A.G., Njoya und Kahiga, die dem Herrn der Krähen gefolgt waren, begannen heftig zu streiten. Jeder behauptete, der Erste gewesen zu sein, der den Zauberer erkannt habe, und dass es sein Recht sei, den Hexenmeister zu dem Chef zu bringen, der ihn auf seine Mission geschickt hatte. Diejenigen, die aus sicherer Entfernung zugesehen hatten, sagten später, dass die Auseinandersetzung zwischen den dreien so schlimm wurde, dass sie ihre Waffen zogen und einander wohl erschossen hätten, wenn sie keinen Kompromiss gefunden hätten. Sie wollten Sikiokuu, Machokali und Kaniũrũ beiseite lassen und den Herrn der Krähen direkt zum Herrscher ins State House bringen. Sie einigten sich, dass A.G. als Ranghöchster – er war Senior Superintendent, während die beiden anderen nur Assistent Senior Superintendents waren – im State House anrufen und den Herrscher auf seine wertvolle Trophäe vorbereiten sollte. Sobald sie im State House ankämen, wollten sie ihre Chefs über die Mobiltelefone von dem „Fait“ unterrichten, das gleich „accompli“ werden würde.

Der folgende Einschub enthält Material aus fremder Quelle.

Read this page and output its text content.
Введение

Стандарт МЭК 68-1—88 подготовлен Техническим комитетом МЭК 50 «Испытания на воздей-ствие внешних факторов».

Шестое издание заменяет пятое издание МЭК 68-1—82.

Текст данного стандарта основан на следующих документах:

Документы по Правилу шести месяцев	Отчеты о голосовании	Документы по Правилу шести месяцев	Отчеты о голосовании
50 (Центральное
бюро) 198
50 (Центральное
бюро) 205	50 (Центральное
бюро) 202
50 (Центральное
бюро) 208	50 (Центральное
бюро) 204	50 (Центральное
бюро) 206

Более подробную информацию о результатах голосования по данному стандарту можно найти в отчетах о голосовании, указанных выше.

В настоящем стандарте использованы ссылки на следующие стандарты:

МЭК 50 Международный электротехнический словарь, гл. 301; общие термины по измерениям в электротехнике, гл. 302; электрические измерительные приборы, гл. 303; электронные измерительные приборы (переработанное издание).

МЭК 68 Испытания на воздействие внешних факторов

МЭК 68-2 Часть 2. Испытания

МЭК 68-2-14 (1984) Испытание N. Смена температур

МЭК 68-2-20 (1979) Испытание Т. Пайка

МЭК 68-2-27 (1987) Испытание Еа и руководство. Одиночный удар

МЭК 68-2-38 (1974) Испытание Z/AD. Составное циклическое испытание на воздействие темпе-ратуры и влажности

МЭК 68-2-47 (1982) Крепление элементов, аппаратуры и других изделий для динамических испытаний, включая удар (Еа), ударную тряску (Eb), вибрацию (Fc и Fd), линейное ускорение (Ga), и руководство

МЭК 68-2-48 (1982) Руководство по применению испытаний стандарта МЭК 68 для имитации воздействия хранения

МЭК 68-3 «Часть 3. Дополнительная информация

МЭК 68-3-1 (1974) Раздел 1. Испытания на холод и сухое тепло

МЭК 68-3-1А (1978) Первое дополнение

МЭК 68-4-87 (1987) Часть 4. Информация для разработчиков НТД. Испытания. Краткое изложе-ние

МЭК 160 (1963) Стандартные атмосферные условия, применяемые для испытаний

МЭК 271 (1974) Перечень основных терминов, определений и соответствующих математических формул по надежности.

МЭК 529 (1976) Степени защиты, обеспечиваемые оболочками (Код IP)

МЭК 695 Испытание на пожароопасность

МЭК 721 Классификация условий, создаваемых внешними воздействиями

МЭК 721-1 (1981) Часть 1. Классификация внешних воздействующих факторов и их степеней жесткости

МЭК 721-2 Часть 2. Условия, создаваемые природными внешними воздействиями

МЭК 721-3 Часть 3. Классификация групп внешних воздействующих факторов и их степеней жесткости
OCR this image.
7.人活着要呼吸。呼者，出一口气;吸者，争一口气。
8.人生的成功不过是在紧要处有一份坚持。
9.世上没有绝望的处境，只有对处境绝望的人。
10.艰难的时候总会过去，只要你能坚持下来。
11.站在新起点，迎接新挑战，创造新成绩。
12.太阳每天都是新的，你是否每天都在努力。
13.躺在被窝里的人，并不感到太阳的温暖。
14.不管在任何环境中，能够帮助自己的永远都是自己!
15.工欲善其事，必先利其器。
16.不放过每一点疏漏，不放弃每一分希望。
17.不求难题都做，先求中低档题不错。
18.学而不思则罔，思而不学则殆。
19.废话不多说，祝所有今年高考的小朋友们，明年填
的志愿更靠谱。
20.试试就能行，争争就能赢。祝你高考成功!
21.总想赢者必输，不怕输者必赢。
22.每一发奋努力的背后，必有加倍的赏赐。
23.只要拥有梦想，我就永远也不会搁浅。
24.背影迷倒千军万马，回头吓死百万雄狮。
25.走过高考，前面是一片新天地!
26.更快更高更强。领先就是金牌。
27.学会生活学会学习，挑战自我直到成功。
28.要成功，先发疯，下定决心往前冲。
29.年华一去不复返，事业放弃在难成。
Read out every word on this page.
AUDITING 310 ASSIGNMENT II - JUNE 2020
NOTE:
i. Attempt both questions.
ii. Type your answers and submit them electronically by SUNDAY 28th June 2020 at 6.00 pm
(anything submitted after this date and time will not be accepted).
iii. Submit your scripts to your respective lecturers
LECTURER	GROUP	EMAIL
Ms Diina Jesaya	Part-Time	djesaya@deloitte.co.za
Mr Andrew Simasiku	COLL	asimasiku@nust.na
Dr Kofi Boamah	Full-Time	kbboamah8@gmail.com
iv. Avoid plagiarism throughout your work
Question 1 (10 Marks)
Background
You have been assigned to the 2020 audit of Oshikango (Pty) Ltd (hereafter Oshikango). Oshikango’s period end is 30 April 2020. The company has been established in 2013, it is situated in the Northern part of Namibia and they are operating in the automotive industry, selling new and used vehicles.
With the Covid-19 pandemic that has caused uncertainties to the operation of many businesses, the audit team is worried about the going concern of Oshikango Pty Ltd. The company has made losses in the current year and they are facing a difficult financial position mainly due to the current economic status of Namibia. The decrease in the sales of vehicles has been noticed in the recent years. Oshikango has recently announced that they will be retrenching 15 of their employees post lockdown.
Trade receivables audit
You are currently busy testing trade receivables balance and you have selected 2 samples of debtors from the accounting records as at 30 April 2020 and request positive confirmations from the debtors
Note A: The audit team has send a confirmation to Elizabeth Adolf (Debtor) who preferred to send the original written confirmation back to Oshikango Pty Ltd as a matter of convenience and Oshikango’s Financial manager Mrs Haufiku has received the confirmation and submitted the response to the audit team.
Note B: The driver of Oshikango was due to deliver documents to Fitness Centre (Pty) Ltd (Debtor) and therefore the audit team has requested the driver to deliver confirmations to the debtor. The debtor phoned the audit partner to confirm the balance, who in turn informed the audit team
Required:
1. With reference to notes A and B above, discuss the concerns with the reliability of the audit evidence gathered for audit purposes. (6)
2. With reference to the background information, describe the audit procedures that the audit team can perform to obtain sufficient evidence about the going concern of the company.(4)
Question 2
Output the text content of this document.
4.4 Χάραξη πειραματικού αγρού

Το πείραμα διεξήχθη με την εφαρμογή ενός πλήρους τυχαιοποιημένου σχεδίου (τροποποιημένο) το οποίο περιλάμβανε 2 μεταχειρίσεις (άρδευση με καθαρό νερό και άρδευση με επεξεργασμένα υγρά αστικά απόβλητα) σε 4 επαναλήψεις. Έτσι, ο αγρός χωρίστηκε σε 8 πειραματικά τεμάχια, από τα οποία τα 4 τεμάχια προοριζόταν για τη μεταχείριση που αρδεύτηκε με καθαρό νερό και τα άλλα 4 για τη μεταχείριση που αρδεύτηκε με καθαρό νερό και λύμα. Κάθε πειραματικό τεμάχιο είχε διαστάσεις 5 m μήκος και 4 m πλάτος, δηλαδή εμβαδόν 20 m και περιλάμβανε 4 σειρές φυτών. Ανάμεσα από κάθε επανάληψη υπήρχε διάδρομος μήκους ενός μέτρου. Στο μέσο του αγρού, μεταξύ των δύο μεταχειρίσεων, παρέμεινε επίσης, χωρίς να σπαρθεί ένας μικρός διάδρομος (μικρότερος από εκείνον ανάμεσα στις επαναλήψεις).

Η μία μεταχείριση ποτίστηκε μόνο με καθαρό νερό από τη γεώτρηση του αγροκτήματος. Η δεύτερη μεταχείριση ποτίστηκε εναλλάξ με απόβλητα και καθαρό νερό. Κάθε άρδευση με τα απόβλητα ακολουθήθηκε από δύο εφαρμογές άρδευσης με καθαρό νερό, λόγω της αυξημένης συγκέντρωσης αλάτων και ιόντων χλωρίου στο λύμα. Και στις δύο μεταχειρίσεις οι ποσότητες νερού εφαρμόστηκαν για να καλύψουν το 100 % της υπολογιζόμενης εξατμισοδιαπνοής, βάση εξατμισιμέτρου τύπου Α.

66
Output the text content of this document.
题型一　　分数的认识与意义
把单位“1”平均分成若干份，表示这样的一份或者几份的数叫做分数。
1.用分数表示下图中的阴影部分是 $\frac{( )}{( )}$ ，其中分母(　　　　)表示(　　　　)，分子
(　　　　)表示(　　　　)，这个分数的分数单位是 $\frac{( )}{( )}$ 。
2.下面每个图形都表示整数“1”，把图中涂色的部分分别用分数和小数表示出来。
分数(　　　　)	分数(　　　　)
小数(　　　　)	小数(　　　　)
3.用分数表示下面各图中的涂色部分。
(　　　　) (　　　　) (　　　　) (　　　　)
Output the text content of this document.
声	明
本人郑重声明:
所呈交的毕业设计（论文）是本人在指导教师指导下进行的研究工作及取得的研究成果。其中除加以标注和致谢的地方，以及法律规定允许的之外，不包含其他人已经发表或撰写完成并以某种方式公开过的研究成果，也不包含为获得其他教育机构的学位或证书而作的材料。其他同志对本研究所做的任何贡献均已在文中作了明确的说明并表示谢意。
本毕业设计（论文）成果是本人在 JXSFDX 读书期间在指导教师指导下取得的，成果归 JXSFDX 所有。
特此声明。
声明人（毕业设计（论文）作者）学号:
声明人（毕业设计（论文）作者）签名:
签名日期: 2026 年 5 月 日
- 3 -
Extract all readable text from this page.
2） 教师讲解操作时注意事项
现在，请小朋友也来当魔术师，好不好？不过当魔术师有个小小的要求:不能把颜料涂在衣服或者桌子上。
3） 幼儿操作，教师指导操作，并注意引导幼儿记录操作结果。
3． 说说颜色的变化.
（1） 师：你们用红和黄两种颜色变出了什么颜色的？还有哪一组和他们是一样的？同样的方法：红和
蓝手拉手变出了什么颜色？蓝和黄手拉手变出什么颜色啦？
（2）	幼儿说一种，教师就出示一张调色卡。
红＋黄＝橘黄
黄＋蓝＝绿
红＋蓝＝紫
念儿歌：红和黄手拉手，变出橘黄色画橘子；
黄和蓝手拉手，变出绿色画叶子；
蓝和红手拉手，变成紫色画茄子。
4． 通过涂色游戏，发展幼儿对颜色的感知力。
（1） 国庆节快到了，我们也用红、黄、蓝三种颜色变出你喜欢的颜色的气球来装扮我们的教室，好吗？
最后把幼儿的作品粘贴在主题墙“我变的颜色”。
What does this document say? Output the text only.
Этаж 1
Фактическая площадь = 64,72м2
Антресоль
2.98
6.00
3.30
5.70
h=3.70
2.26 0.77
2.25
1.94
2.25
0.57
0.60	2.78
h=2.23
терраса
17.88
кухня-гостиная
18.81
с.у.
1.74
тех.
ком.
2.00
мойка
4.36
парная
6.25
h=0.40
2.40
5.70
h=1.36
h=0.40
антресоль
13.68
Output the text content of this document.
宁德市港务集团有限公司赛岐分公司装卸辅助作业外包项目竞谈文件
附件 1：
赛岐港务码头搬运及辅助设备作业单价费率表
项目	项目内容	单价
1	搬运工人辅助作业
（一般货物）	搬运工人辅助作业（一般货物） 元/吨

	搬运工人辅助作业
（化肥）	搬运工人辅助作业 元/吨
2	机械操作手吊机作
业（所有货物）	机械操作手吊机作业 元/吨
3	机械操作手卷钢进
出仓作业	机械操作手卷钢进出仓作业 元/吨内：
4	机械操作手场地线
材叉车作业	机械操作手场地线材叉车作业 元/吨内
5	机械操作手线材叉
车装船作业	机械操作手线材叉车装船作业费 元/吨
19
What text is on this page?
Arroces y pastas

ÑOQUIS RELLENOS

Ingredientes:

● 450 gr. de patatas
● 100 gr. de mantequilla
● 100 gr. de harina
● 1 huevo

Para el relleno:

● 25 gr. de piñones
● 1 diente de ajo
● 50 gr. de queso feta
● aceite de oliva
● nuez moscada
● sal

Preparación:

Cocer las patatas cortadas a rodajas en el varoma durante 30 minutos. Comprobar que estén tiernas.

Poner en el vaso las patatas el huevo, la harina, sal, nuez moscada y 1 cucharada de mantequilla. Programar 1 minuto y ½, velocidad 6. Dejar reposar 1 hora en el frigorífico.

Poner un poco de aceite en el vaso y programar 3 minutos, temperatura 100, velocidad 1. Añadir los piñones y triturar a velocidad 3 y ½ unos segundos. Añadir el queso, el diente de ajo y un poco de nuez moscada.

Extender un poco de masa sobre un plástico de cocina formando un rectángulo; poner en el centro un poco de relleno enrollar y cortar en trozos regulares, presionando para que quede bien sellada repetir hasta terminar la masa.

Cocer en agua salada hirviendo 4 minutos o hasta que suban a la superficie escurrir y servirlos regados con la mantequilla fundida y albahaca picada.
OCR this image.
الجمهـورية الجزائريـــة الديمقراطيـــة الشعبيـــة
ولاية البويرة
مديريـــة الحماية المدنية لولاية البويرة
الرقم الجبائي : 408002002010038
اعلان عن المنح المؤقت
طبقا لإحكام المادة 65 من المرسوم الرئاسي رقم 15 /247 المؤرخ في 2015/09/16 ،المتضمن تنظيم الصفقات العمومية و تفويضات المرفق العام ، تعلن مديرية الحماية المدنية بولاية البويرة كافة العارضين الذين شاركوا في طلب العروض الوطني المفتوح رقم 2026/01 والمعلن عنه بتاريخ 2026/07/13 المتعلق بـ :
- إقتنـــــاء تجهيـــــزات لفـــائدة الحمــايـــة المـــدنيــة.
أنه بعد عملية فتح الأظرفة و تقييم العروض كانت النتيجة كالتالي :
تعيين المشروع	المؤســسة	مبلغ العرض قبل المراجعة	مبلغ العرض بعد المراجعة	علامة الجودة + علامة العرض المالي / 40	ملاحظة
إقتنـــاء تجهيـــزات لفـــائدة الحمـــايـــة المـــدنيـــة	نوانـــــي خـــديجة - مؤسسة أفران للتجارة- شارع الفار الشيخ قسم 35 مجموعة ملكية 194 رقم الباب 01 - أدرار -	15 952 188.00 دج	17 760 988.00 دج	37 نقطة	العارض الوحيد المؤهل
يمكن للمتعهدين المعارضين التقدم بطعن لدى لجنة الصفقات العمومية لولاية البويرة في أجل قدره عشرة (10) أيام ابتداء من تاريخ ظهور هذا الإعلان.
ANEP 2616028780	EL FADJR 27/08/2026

Dadurch hätte keiner der drei Chefs den Vorteil, vor den anderen Bescheid zu wissen, und die drei Polizisten würden alle Lorbeeren ernten, weil sie den Zauberer gefunden hatten.
Der Herr der Krähen bekam davon nichts mit. Er schien bewusstlos und merkte nicht einmal, dass man ihn auf dem Rücksitz von A.G.’s Motorrad festband. Njoya fuhr voran, Kahiga hinterher, und die drei Motorradfahrer machten sich triumphierend auf den Weg zum State House.